L'ONG a indiqué que ses avocats allaient contester le maintien en détention et exiger la remise en liberté sous caution de tous ses militants, dont 26 sont des étrangers.

«Les autorités disent qu'elles ont besoin de trois mois de plus pour enquêter sur un délit imaginaire, qui ne relève pas de leur juridiction. Cette affaire est un véritable cirque», a réagi lundi Kumi Naidoo, le directeur exécutif de Greenpeace.

La détention de l'équipage de l'Arctic Sunrise a provoqué un tollé dans la société civile à l'échelle internationale.

Des célébrités comme Madonna ou Paul McCartney ont appelé à leur libération et les actions de protestations se sont multipliées dans le monde.

Samedi, des sympathisants de Greenpeace ont manifesté dans plusieurs villes, de Londres à New Delhi, pour réclamer leur libération.

Le tribunal international du droit de la mer, qui siège à Hambourg, en Allemagne, doit rendre sa décision le 22 novembre sur l'affaire.
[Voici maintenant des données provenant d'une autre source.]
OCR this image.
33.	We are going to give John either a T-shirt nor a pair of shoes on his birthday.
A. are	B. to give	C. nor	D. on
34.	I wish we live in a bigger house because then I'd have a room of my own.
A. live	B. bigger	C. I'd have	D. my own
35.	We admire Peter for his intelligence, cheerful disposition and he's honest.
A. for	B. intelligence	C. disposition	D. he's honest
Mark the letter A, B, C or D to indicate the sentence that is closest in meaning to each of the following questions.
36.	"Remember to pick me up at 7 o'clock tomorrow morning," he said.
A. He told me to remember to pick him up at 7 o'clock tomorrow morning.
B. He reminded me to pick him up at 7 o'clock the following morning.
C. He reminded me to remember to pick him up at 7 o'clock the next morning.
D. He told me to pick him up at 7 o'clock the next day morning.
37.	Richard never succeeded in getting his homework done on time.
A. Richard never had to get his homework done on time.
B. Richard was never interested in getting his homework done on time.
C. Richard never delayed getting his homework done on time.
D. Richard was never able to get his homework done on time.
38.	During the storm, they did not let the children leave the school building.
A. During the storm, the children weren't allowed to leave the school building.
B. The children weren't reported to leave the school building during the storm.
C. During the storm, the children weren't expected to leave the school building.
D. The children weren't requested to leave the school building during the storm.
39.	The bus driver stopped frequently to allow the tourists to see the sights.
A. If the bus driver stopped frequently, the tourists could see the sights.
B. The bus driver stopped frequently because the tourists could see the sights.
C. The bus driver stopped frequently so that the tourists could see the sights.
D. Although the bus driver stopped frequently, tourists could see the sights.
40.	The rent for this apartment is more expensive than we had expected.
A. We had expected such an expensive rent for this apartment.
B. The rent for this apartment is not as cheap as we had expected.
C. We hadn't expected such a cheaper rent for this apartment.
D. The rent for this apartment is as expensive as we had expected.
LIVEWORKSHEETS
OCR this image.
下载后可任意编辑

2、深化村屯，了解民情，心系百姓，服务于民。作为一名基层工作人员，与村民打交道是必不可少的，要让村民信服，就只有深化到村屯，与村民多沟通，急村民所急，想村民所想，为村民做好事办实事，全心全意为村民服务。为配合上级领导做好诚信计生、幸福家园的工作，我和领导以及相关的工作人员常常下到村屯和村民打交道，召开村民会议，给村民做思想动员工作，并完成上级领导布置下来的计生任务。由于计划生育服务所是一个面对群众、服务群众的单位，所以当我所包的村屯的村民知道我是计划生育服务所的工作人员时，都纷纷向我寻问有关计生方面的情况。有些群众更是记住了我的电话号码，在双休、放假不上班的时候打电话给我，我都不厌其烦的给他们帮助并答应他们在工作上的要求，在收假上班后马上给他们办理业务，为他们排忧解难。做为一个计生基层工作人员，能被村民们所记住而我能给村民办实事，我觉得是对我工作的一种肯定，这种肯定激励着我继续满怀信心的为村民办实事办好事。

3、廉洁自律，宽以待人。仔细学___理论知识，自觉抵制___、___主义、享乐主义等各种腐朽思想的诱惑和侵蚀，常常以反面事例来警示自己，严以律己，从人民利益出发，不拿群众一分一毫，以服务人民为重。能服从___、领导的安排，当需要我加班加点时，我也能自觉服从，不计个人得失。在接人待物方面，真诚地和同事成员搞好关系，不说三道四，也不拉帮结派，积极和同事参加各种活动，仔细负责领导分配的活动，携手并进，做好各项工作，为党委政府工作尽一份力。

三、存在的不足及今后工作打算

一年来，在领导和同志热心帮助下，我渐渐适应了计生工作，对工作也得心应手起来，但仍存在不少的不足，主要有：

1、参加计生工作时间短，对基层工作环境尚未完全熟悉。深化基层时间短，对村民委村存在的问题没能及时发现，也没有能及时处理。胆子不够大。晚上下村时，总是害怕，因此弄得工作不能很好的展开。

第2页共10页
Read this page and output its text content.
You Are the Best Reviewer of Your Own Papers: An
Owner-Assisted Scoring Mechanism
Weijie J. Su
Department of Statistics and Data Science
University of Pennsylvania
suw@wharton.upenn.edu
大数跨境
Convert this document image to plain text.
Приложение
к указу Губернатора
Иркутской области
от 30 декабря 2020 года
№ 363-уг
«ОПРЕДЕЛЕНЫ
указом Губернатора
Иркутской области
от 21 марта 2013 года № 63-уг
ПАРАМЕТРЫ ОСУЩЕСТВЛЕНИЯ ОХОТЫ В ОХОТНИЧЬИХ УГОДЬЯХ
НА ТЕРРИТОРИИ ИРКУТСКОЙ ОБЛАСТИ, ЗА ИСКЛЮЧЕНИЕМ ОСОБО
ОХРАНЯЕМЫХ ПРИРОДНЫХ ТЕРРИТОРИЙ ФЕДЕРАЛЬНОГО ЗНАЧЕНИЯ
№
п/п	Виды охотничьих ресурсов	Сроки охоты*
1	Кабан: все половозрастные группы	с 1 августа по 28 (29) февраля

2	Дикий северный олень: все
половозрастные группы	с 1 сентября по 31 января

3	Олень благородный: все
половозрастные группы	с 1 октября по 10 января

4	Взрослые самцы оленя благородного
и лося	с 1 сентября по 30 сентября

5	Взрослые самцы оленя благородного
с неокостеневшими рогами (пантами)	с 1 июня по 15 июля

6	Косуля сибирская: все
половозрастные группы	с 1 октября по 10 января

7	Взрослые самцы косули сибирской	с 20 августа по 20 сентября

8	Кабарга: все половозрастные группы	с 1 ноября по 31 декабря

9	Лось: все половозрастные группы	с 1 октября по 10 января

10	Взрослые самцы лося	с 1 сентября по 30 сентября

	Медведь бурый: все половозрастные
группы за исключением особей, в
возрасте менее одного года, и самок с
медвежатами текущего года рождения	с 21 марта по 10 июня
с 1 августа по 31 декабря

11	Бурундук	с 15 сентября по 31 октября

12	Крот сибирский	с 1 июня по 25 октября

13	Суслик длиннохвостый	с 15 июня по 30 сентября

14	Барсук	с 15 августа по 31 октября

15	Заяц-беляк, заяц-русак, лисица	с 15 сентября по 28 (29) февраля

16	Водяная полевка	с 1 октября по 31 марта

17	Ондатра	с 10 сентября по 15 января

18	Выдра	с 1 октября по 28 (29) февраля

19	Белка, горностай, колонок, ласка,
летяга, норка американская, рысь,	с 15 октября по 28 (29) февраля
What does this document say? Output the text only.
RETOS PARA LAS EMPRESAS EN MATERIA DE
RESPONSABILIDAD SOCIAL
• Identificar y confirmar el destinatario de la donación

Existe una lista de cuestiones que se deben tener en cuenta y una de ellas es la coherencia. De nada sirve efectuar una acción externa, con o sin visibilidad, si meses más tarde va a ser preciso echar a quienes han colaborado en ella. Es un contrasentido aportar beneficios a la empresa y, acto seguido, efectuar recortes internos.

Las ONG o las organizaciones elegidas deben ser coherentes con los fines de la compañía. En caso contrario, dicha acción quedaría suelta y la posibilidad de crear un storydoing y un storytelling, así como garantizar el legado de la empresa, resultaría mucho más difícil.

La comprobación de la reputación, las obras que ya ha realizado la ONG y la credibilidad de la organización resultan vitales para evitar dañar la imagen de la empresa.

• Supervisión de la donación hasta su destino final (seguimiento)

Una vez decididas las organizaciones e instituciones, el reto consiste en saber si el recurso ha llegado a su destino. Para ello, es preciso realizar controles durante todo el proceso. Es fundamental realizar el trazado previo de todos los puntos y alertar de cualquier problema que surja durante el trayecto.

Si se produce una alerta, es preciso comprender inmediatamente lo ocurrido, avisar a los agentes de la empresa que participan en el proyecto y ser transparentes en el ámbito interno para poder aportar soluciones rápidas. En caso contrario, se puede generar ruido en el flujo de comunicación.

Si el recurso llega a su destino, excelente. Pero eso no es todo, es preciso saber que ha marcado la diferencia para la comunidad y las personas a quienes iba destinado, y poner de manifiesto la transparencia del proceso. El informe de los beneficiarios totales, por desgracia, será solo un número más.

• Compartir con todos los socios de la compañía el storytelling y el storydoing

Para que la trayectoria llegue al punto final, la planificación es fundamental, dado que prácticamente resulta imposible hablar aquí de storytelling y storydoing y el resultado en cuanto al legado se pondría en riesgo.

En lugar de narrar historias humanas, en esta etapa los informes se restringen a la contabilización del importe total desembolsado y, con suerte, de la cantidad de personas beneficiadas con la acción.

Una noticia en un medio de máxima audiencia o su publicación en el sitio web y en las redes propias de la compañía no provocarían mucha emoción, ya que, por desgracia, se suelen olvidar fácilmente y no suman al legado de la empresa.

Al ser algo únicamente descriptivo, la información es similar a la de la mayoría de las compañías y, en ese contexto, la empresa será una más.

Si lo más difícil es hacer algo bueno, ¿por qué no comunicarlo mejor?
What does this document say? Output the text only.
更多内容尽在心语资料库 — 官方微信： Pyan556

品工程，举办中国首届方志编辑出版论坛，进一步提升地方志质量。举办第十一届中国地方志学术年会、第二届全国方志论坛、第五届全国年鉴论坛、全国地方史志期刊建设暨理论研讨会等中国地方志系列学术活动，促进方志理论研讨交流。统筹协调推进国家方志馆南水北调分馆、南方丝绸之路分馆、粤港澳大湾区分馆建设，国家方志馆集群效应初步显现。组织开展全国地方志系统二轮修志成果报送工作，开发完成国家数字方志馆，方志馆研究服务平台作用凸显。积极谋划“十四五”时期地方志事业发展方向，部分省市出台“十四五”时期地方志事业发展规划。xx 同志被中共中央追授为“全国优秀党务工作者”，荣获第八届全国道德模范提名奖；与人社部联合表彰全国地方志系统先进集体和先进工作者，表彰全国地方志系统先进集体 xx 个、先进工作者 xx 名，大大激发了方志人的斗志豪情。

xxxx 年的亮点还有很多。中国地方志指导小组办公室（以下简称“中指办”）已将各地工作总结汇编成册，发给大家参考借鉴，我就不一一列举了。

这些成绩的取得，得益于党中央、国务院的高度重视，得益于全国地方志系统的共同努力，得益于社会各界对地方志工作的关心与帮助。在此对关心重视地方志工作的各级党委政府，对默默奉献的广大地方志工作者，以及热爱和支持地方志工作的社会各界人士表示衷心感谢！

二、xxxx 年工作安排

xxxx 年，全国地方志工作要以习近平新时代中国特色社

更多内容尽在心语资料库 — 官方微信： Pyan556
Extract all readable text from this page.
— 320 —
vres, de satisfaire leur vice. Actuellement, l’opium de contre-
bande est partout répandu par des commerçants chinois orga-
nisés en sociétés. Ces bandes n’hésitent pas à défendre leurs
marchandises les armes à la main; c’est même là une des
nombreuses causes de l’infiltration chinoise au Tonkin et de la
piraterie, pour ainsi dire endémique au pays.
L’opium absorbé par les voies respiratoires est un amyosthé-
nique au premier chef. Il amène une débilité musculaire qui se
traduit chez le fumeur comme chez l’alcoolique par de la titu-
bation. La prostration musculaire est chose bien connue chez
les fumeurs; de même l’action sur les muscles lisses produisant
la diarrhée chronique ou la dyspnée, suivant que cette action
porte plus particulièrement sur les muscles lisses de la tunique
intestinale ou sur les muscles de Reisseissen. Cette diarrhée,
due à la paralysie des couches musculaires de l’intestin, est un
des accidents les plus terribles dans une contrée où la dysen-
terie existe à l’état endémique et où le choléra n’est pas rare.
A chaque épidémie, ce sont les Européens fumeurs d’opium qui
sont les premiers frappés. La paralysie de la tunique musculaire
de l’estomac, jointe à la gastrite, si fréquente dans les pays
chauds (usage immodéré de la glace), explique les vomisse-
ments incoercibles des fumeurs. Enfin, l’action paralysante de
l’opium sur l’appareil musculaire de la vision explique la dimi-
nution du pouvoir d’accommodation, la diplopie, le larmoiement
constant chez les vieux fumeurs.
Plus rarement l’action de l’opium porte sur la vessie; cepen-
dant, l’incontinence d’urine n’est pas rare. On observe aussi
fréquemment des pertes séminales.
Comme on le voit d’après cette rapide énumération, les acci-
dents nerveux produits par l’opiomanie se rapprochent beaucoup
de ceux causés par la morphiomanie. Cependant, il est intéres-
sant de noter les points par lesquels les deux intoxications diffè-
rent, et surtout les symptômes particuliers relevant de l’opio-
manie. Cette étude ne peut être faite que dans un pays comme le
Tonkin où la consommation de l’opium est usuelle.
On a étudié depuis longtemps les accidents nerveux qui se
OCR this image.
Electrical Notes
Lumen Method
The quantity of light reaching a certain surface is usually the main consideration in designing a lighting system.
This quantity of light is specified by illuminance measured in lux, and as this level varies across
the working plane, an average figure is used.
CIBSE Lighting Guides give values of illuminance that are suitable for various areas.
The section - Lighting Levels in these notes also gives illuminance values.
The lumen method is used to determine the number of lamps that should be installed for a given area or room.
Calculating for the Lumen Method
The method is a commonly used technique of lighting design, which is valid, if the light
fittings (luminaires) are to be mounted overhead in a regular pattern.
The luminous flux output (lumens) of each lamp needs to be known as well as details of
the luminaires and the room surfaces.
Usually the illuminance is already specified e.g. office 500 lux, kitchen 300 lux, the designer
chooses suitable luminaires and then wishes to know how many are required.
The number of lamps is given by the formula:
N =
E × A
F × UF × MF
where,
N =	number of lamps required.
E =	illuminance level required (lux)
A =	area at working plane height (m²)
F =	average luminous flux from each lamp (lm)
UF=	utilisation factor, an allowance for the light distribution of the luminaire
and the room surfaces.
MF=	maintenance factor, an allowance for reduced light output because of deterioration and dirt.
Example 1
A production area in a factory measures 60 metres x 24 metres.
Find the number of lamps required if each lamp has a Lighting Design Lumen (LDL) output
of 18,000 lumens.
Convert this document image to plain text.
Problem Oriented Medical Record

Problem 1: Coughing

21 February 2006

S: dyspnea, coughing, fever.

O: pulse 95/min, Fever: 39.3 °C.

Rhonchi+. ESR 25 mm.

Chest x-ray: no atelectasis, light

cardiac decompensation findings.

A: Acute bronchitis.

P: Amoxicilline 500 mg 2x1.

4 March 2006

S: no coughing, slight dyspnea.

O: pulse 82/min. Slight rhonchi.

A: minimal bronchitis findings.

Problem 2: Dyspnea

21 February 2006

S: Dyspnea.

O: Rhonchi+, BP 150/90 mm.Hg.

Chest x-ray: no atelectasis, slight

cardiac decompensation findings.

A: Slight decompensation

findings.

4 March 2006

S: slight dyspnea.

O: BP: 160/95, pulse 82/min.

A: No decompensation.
Cette juridiction des Nations unies, compétente pour régler les litiges maritimes, a été saisie par les Pays-Bas, car l'Arctic Sunrise bat pavillon néerlandais.

La Russie a décidé d'ignorer cette procédure.

Le président Vladimir Poutine avait souligné le jour de leur arrestation qu'ils n'étaient certes pas des pirates, mais avaient enfreint la loi.

L'action de Greenpeace visait à dénoncer les risques de l'exploitation pétrolière dans l'Arctique, une zone aux écosystèmes particulièrement fragiles.